I have read Little Women ten times since first picking it up in fifth grade. The first copy I read (I do have another copy, simply because the first one is old, and precious) was a cloth-bound deal that my Great-Grandmother stole from the Concord (ironically where the March family is said to live in the 1994 version of the film) Library in New Hampshire sometime in the early 1950s.

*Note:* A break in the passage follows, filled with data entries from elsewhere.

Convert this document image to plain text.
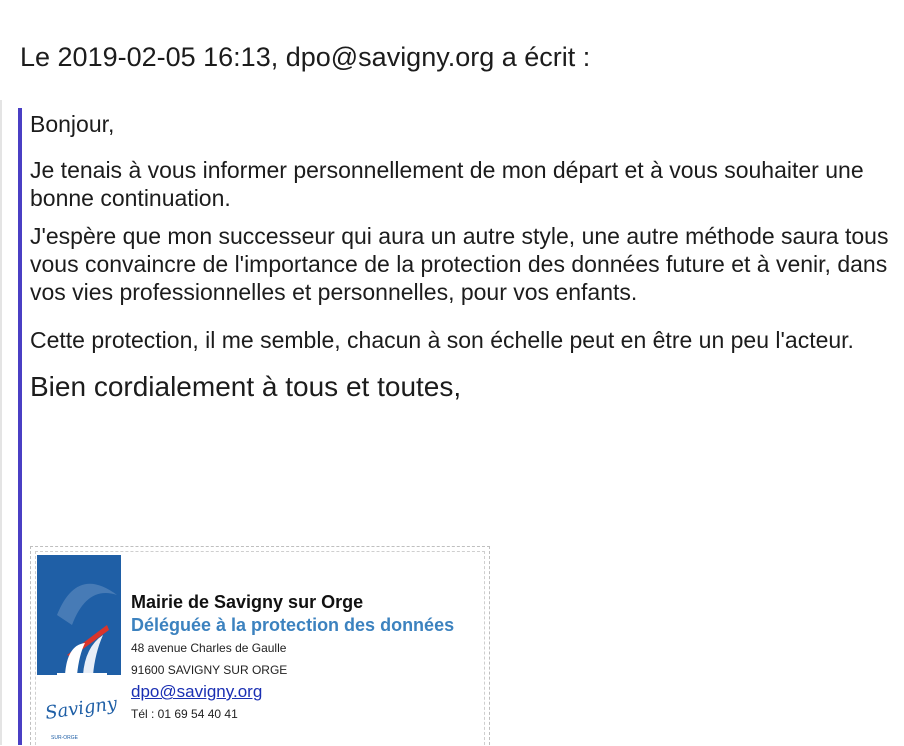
Le 2019-02-05 16:13, dpo@savigny.org a écrit :

Bonjour,

Je tenais à vous informer personnellement de mon départ et à vous souhaiter une bonne continuation.

J'espère que mon successeur qui aura un autre style, une autre méthode saura tous vous convaincre de l'importance de la protection des données future et à venir, dans vos vies professionnelles et personnelles, pour vos enfants.

Cette protection, il me semble, chacun à son échelle peut en être un peu l'acteur.

Bien cordialement à tous et toutes,

Savigny
SUR-ORGE
Mairie de Savigny sur Orge
Déléguée à la protection des données
48 avenue Charles de Gaulle
91600 SAVIGNY SUR ORGE
dpo@savigny.org
Tél : 01 69 54 40 41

I feel an overwhelmingly strong connection with this book. Each word is comforting and familiar to me. And I can identify with the March family all too easily, seeing as they are a model of my own. I have a twin sister who embodies both Meg and Beth at the same time, right down to Meg’s vanity of her hands (my sister is strangely obsessed with her own hands, and quite vain of them, something I have never understood about her or Meg) nad Beth’s fear of unknown people (another thing I have never quite understood about my sister). My little sister is Amy in nearly every sense of the word, the only exception being that she has red hair, not blonde. And I, as many people who have read the book before me, am most closely tied to Jo, probably because I was a tomboy as a kid, and the fact that I am currently a scribbler. It was actually Little Woman that made me realize my dream to become a writer.

At the risk of sounding absolutely insane, I am going to put myself out there and say that I am attached to this book like I am to nothing else in the world. And I’m not sure what it is. I think the writing is wonderful, the characters are absolutely perfect and believable (they are the sort of people you can get to know and root for), the lessons hidden (and more often than not, blatantly in-your-face) within the book I believe to be important, and Alcott’s commentary within the book can be absolutely hilarious. Yet, I still don’t know what it is about this books that drew me in at the tender age of nine.

The one thing that baffles me most about my love for Little Women is the fact that it is completely not my scene. I am not a religious person. As a matter of fact, I am an atheist. But the constant Christian morals and biblical references do not bother me in the least. I hate female main characters, and never write stories that have them. My favorite author is Stephen King. And I think that a movie is made infinitely better with an explosion or two.

So why am I so utterly, completely, and totally hooked to this book? The world may never know.